El infierno en tanto “la ciudad más perfecta”, diseñada a partir de ideas negativas como es el espacio antiesférico radical que construye el individuo opositor y el artista creador, se opone por completo a la idea de un mundo de plenitud y bienestar que había imaginado “el hombre que decide salir de las cavernas”, de la oscuridad de la inconsciencia como lo hizo Adán y Eva. Bajo esta idea no sólo tendríamos que suponer que estos primeros hombres –útiles en términos representativos– fueron expulsados del paraíso, privados de un mundo de bondad y bienestar, sino, más terriblemente, enviados a un estado de indigencia a partir del cual surge la consigna original de “construir un propio mundo”, pero, trágicamente, condenado a ser construido en y desde la negatividad que presupone su condición de exilio.

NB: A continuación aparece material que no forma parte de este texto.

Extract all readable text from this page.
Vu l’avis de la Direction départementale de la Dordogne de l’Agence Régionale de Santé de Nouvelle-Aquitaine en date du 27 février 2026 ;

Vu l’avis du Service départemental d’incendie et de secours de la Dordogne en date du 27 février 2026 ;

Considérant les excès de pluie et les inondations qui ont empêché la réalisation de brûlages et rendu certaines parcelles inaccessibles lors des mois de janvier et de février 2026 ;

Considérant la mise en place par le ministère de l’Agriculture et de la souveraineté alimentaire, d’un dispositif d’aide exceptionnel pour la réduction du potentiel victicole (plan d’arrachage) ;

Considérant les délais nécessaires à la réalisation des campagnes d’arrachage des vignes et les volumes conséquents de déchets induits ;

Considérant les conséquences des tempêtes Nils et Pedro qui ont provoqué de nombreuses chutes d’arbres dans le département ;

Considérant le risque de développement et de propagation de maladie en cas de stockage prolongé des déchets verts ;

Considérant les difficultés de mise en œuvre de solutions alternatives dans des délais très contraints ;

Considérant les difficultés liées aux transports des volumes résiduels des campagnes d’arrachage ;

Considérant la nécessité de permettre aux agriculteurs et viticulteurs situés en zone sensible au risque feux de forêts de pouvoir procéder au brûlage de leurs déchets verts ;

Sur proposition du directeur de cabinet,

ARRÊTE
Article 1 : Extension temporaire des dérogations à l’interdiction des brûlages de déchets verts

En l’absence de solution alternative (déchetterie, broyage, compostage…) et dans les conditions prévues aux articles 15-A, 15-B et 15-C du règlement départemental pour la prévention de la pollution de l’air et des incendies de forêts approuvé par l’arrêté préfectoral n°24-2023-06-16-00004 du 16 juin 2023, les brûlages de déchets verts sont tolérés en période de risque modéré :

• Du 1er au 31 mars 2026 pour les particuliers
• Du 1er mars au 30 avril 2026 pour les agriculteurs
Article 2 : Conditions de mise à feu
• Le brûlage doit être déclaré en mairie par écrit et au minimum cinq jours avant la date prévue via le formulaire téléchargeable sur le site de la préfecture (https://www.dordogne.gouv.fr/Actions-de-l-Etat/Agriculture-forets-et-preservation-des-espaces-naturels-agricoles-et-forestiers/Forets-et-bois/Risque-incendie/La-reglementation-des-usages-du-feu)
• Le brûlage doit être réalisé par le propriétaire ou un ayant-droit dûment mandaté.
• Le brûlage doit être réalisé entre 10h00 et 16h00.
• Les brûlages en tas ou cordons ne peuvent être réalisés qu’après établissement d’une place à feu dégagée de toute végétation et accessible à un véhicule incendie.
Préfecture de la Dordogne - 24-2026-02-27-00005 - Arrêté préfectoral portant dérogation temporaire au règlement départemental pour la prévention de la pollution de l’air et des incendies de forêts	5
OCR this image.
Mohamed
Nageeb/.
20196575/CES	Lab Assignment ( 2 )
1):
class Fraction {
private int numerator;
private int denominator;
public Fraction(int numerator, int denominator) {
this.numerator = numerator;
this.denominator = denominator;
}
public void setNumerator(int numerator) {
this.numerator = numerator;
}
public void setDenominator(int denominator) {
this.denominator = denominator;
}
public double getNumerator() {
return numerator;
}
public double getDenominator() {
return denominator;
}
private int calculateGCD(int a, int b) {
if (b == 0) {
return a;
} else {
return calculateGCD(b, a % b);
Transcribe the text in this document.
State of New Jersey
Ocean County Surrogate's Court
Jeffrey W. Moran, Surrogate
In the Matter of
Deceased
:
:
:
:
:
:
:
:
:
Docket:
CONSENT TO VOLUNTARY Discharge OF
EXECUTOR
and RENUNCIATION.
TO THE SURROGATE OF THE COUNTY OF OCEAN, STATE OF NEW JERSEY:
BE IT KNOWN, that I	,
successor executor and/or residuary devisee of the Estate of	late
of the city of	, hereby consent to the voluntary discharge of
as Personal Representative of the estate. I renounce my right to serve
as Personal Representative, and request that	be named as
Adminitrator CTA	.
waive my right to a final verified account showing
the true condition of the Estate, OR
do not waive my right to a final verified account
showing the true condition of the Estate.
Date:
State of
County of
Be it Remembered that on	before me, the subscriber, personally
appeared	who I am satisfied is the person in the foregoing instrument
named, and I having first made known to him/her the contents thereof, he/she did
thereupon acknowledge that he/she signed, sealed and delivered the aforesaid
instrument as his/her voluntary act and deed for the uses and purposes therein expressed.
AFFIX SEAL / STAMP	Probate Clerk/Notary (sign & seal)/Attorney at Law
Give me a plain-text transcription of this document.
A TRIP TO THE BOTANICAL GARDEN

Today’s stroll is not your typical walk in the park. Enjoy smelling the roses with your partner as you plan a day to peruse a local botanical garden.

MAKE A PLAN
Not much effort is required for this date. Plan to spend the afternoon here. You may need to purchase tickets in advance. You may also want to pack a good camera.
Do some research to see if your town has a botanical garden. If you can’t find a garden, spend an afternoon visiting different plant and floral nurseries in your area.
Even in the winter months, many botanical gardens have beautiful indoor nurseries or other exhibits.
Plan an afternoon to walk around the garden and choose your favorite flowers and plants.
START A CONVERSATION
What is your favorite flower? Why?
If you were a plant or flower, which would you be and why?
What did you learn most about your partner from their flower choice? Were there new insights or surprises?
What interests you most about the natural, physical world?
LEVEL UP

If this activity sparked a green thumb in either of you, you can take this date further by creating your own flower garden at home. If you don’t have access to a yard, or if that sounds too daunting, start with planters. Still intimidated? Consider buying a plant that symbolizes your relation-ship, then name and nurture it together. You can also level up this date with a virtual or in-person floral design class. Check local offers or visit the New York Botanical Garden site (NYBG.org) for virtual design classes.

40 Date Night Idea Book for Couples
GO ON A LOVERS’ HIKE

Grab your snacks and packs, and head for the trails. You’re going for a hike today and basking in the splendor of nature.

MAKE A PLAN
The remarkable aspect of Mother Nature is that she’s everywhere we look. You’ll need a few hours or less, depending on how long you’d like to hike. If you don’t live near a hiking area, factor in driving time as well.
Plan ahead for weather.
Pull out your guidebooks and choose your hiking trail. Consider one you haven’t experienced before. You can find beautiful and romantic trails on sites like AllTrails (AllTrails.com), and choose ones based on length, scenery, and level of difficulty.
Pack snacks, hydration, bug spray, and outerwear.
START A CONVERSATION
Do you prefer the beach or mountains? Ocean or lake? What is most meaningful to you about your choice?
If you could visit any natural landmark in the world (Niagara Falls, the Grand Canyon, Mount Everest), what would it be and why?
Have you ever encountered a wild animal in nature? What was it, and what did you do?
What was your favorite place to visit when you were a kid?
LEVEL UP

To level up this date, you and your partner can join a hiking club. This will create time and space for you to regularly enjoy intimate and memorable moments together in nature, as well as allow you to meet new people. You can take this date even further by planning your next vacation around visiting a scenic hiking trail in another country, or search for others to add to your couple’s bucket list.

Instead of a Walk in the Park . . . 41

El individuo tiende entonces hacia la búsqueda de su lugar y se encuentra con la terrible certeza de que todo aquello que pueda edificar estará mediado por un impulso negativo, por un impulso tanático de destrucción. La desobediencia original alentada justamente por la negatividad absoluta en la figura de una serpiente, es la que conmina a esos primeros hombres a ser individuos autoconscientes y a separarse de la esfera positiva de optimismo y armonía que es Dios. La separación entre el individuo autoconsciente y Dios tiene la cualidad de la posibilidad inaudita de la creación de la antiesfera, esencialmente humana y esencialmente negativa. Dice Peter Sloterdijk, el “conflicto público o político entre el soberano y su criatura”, más aún, “[e]l distanciamiento entre esos adversarios no conduce a relaciones íntimas enfriadas o envenenadas, sino a la creación de un contramundo formal, de un exterior antiesférico”.[13]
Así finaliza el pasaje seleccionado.